Of Sleepovers on Sailboats

Portrait by Venture Photography, Greenwich, CT

There’s something very special about sleepovers on sailboats—lying there in your bunk, securely at anchor, gently rocking on the water, listening to the tinkle of the shrouds tapping against the mast, the moan of a distant foghorn. The world is at peace—even the seagulls.

But it isn’t always that way. There are things like mosquitos, downpours and the grinding of the water pump when somebody gets thirsty in the night. Plus, the unexpected.

On one Block Island Race Week Barbara King and I got scant shuteye in the bow of the Kings’ 36-foot sloop Andale. She was tied to the dock—the first in a raft of five, with the fifth boat hosting a raucous all-nighter. That meant all the party-lovers coming and going stomped across the deck right over our heads. Meanwhile, our four heroes in the main cabin, fueled by Mount Gay, lay flat on their backs, snoring up a cacophony fit for Guinness World Records.

Then there was the New York Yacht Club Cruise out of Newport one steamy August. We were on Newbold Smith’s Reindeer just back from sailing closer to the North Pole since Eric the Red and still heretically sealed. Man, was it ever hot below. What’s more, I was assigned an upper bunk in the main cabin that was so shallow I couldn’t roll over. I had to slide out of it sideways and, without stepping on the head of the guy on the bunk below, slide back into it sunny-side-up or down.

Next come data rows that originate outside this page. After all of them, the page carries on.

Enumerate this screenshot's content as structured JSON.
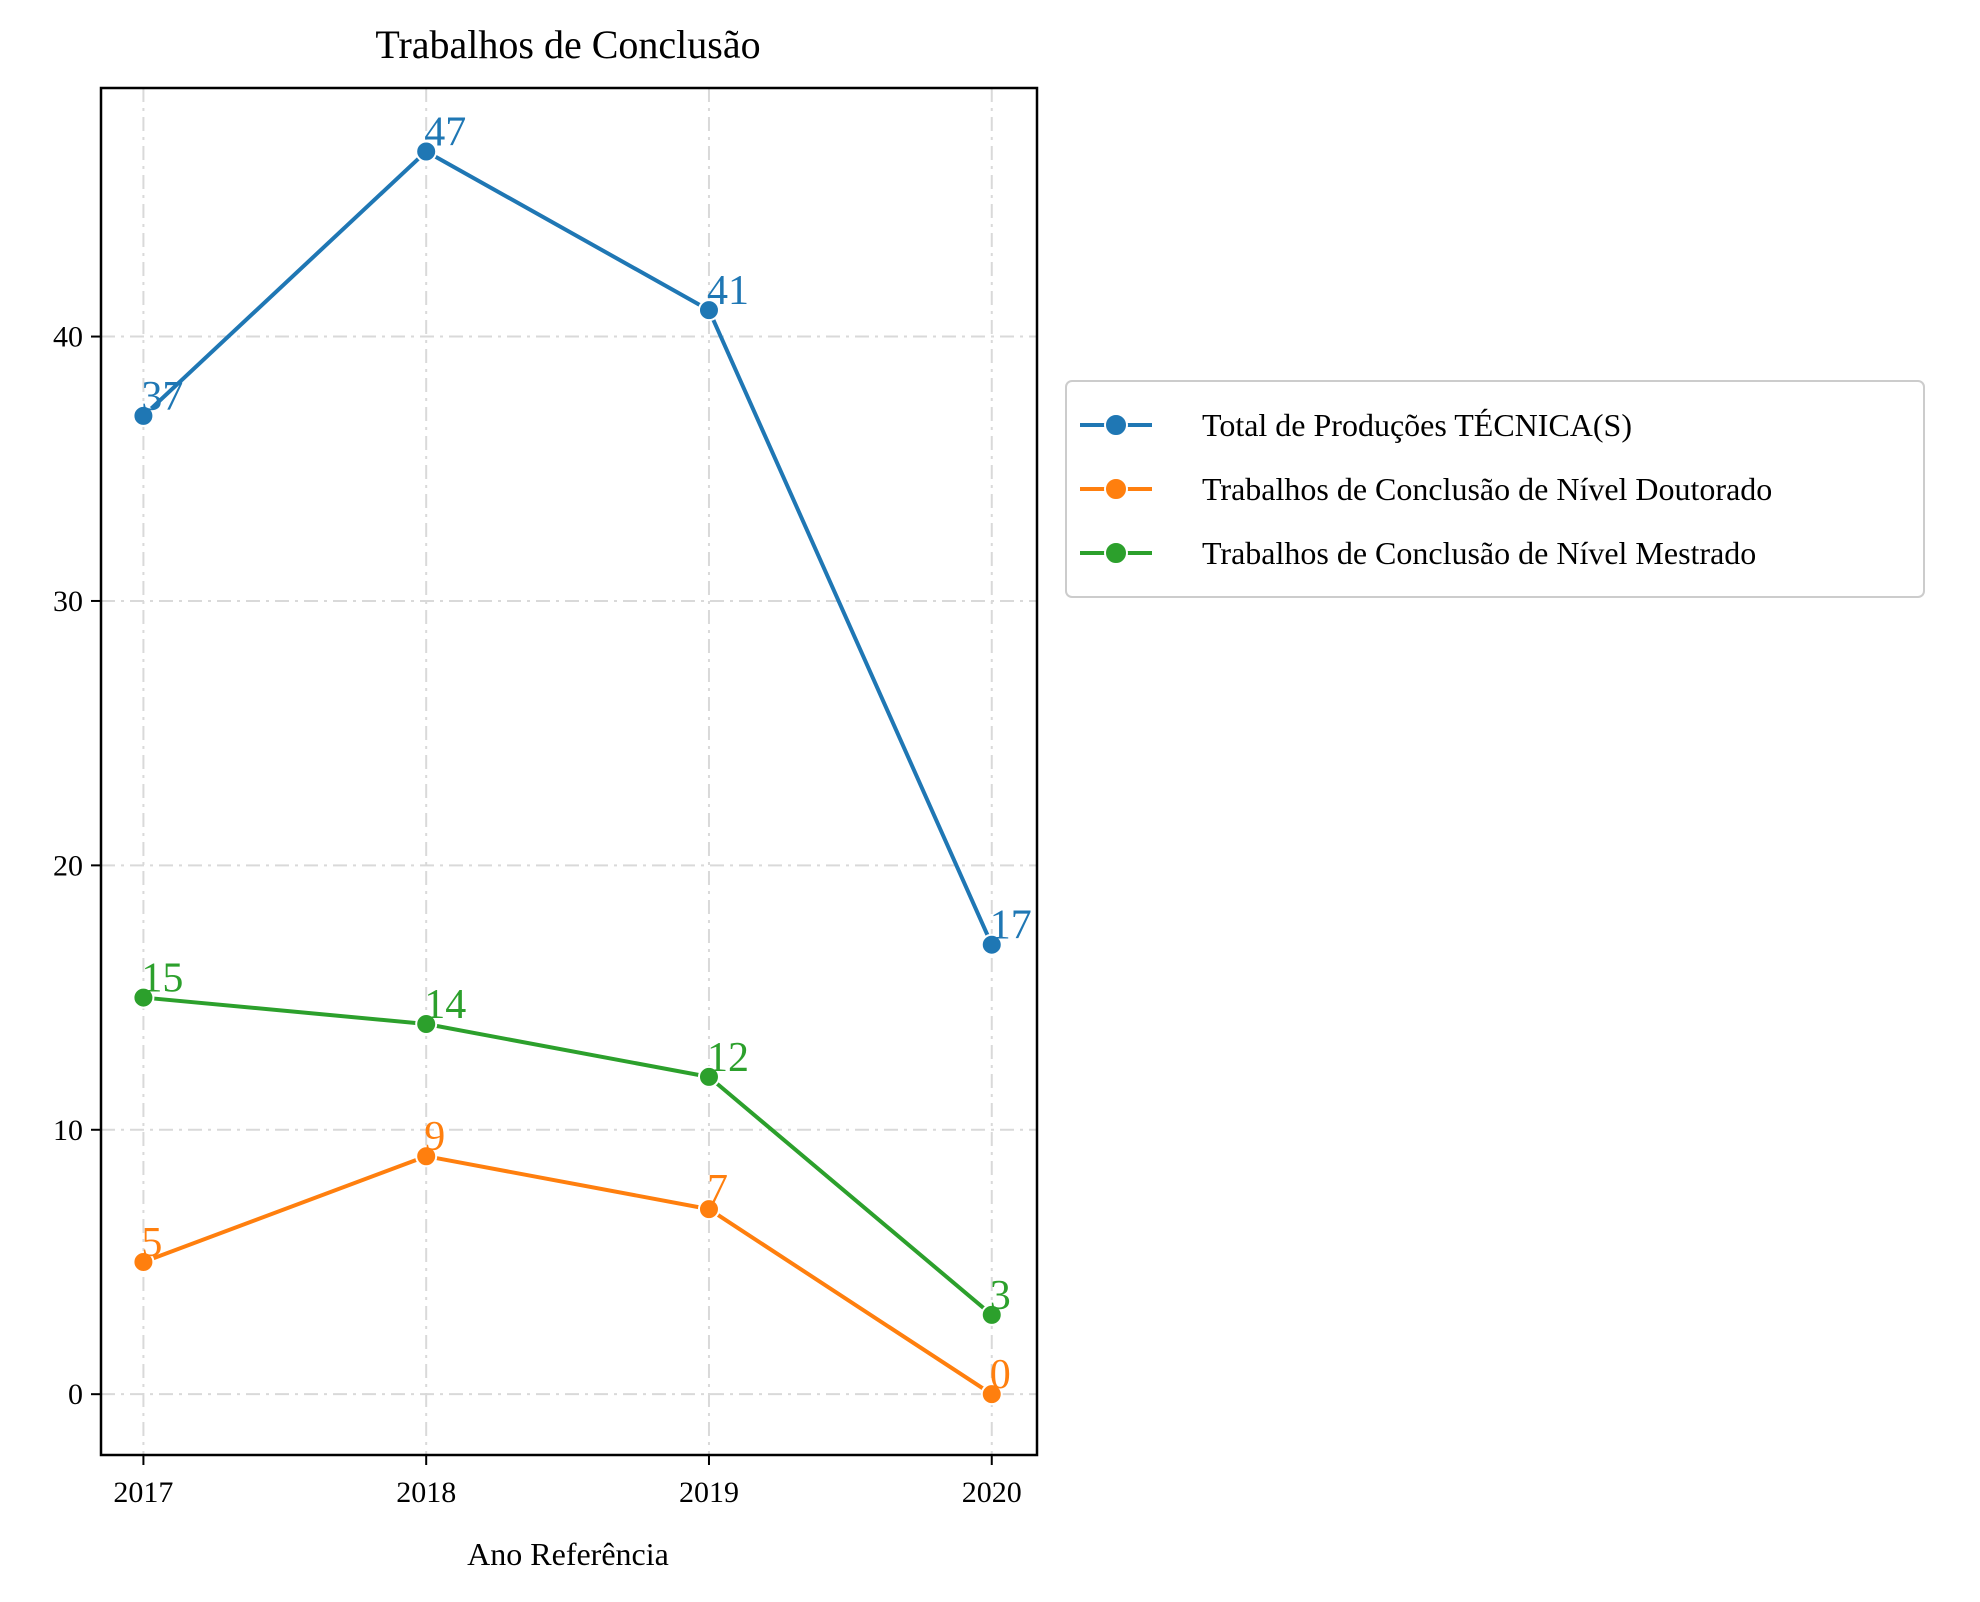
{
  "chart_data": {
    "type": "line",
    "title": "Trabalhos de Conclusão",
    "xlabel": "Ano Referência",
    "ylabel": "",
    "x": [
      "2017",
      "2018",
      "2019",
      "2020"
    ],
    "x_ticks": [
      "2017",
      "2018",
      "2019",
      "2020"
    ],
    "y_ticks": [
      "0",
      "10",
      "20",
      "30",
      "40"
    ],
    "xlim": [
      2016.85,
      2020.16
    ],
    "ylim": [
      -2.3,
      49.4
    ],
    "grid": true,
    "legend_position": "outside-right",
    "series": [
      {
        "name": "Total de Produções TÉCNICA(S)",
        "color": "#1f77b4",
        "values": [
          37,
          47,
          41,
          17
        ],
        "labels": [
          "37",
          "47",
          "41",
          "17"
        ]
      },
      {
        "name": "Trabalhos de Conclusão de Nível Doutorado",
        "color": "#ff7f0e",
        "values": [
          5,
          9,
          7,
          0
        ],
        "labels": [
          "5",
          "9",
          "7",
          "0"
        ]
      },
      {
        "name": "Trabalhos de Conclusão de Nível Mestrado",
        "color": "#2ca02c",
        "values": [
          15,
          14,
          12,
          3
        ],
        "labels": [
          "15",
          "14",
          "12",
          "3"
        ]
      }
    ]
  }
}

Another time we were docked in Northeast Harbor, Maine, and in the middle of the night Joe (name changed), full of schnapps, decided to take the boat for a sail, climbed into the cockpit and turned on the engine. The skipper shot out of his bunk and ordered him back to bed. Then Joe decided to go fishing. I heard him on deck, and in loud whispers from my distant berth in the fo’c’sle talked him down the ladder, and he collapsed on a bottom bunk. But at breakfast time when his wife told him to get up because we needed to sit there, he didn’t have any pants on. His pajama bottoms had gotten wet, and he’d left them on the dock. Hopelessly myopic without my glasses, I’d been conversing all that time with a nude man and didn’t know it.

Then we borrowed Bill King’s new boat Greyling for a cruise up the Sound with Tommye and Jack Toner as crew. First stop: Mattituck—a beautiful harbor in Long Island. Peaceful, that is until midnight, when my Jack was shaken awake by Mr. Toner asking: “Skipper, Skipper, should we be surrounded by grass?!” We were aground at dead high tide. We sat on the rail in our night-shirts trying to level the boat, but finally it was tilting over so far that you couldn’t lie down (you’d roll out of your bunk) and couldn’t sit on the horizontal head.

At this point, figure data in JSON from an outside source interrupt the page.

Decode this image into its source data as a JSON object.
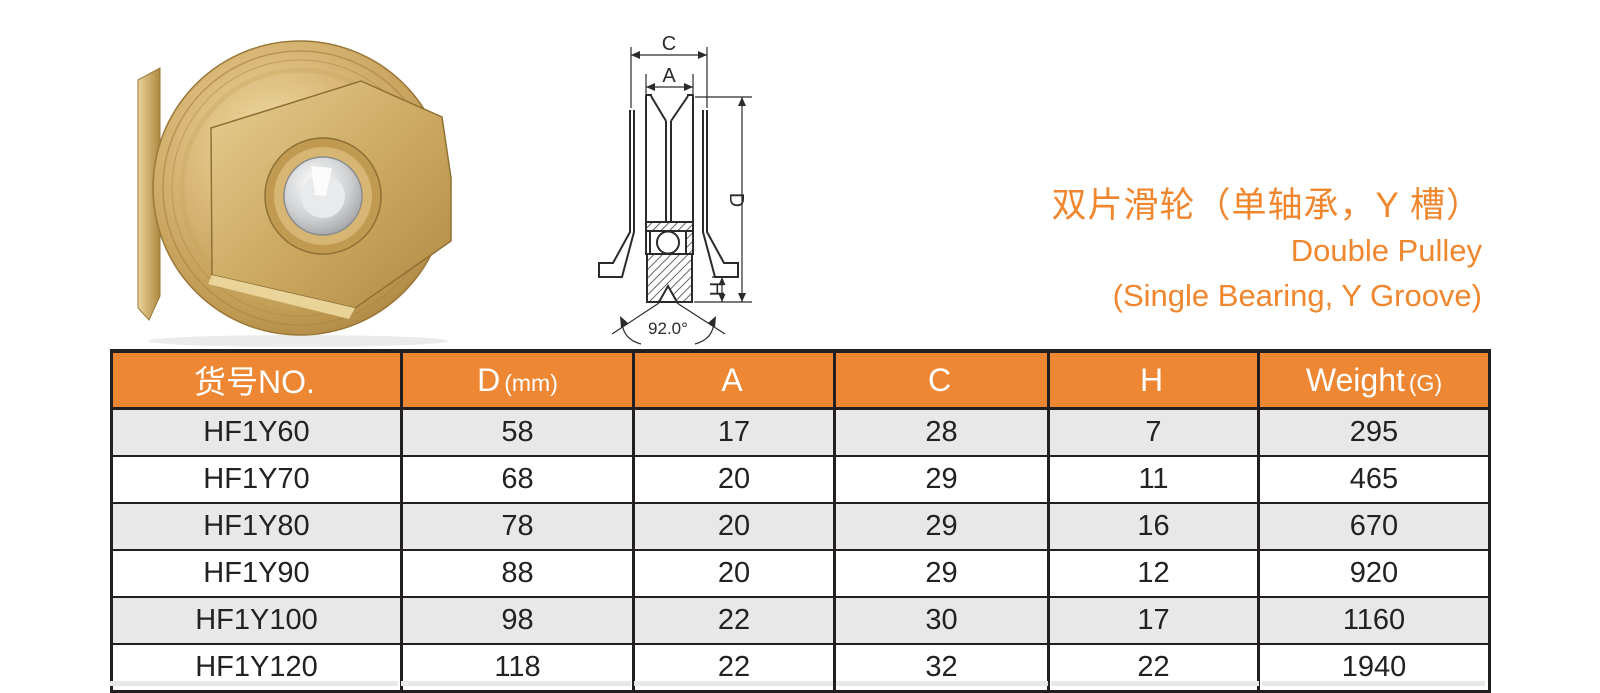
{
  "title": {
    "zh": "双片滑轮（单轴承，Y 槽）",
    "en_line1": "Double Pulley",
    "en_line2": "(Single Bearing, Y Groove)"
  },
  "diagram": {
    "labels": {
      "c": "C",
      "a": "A",
      "d": "D",
      "h": "H",
      "angle": "92.0°"
    }
  },
  "colors": {
    "accent_orange": "#EE8733",
    "title_orange": "#F0862D",
    "row_gray": "#E8E8E8",
    "border_dark": "#231F20"
  },
  "table": {
    "columns": [
      {
        "label": "货号NO.",
        "unit": ""
      },
      {
        "label": "D",
        "unit": "(mm)"
      },
      {
        "label": "A",
        "unit": ""
      },
      {
        "label": "C",
        "unit": ""
      },
      {
        "label": "H",
        "unit": ""
      },
      {
        "label": "Weight",
        "unit": "(G)"
      }
    ],
    "rows": [
      [
        "HF1Y60",
        "58",
        "17",
        "28",
        "7",
        "295"
      ],
      [
        "HF1Y70",
        "68",
        "20",
        "29",
        "11",
        "465"
      ],
      [
        "HF1Y80",
        "78",
        "20",
        "29",
        "16",
        "670"
      ],
      [
        "HF1Y90",
        "88",
        "20",
        "29",
        "12",
        "920"
      ],
      [
        "HF1Y100",
        "98",
        "22",
        "30",
        "17",
        "1160"
      ],
      [
        "HF1Y120",
        "118",
        "22",
        "32",
        "22",
        "1940"
      ]
    ]
  }
}
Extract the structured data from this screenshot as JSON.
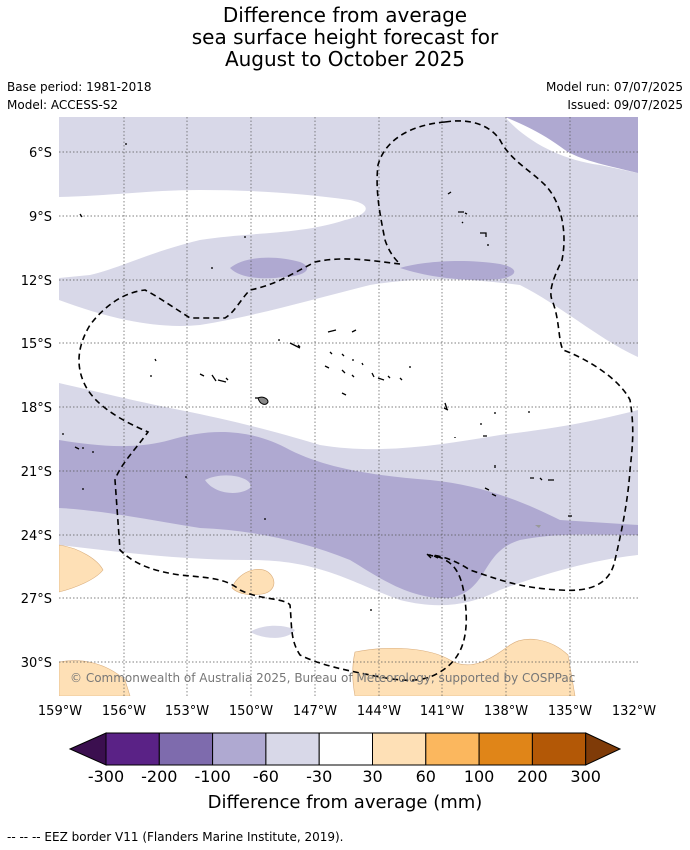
{
  "title": {
    "line1": "Difference from average",
    "line2": "sea surface height forecast for",
    "line3": "August to October 2025"
  },
  "meta": {
    "base_period": "Base period: 1981-2018",
    "model": "Model: ACCESS-S2",
    "model_run": "Model run: 07/07/2025",
    "issued": "Issued: 09/07/2025"
  },
  "map": {
    "lat_labels": [
      "6°S",
      "9°S",
      "12°S",
      "15°S",
      "18°S",
      "21°S",
      "24°S",
      "27°S",
      "30°S"
    ],
    "lon_labels": [
      "159°W",
      "156°W",
      "153°W",
      "150°W",
      "147°W",
      "144°W",
      "141°W",
      "138°W",
      "135°W",
      "132°W"
    ],
    "copyright": "© Commonwealth of Australia 2025, Bureau of Meteorology, supported by COSPPac"
  },
  "colorbar": {
    "ticks": [
      "-300",
      "-200",
      "-100",
      "-60",
      "-30",
      "30",
      "60",
      "100",
      "200",
      "300"
    ],
    "label": "Difference from average (mm)",
    "colors": {
      "under": "#3b0f4f",
      "minus300_to_200": "#5a2286",
      "minus200_to_100": "#7e6bad",
      "minus100_to_60": "#afa9d1",
      "minus60_to_30": "#d8d8e8",
      "minus30_to_30": "#ffffff",
      "plus30_to_60": "#fee0b6",
      "plus60_to_100": "#fbb75e",
      "plus100_to_200": "#e08518",
      "plus200_to_300": "#b35806",
      "over": "#7f3b08"
    }
  },
  "footnote": "--  --  -- EEZ border V11 (Flanders Marine Institute, 2019)."
}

By 5:30 a.m. we were knocking on the door of the nearest house, which was opened by a retired Navy captain in his bathrobe booming, “Well, what do you know? The first of the season!” He and his wife cooked us pancakes then brought their folding chairs down to the beach so they could chat with us back on board while a work boat pulled us out of the mud.

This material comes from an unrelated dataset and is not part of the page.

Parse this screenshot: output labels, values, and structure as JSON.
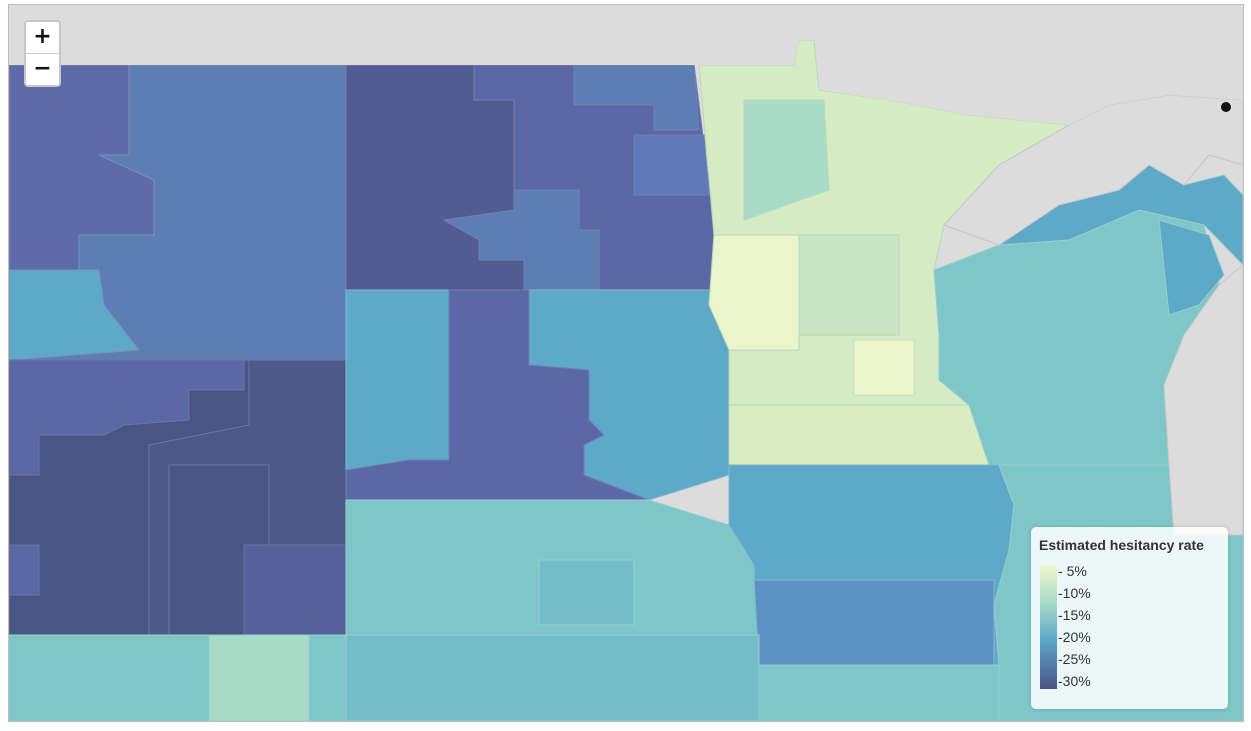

We made a pact to keep all this a secret. But when we got home and Captain King asked Jack where we’d gone on the cruise, he said: “Well, first stop was Mattituck.” “Mattituck!” Bill replied. “I’ve never gone in there. Afraid I’d get hung up in the weeds!” Yup.

Hmm. Sometimes dry land looks pretty good. Sometimes not. But then, what’s life without adventures?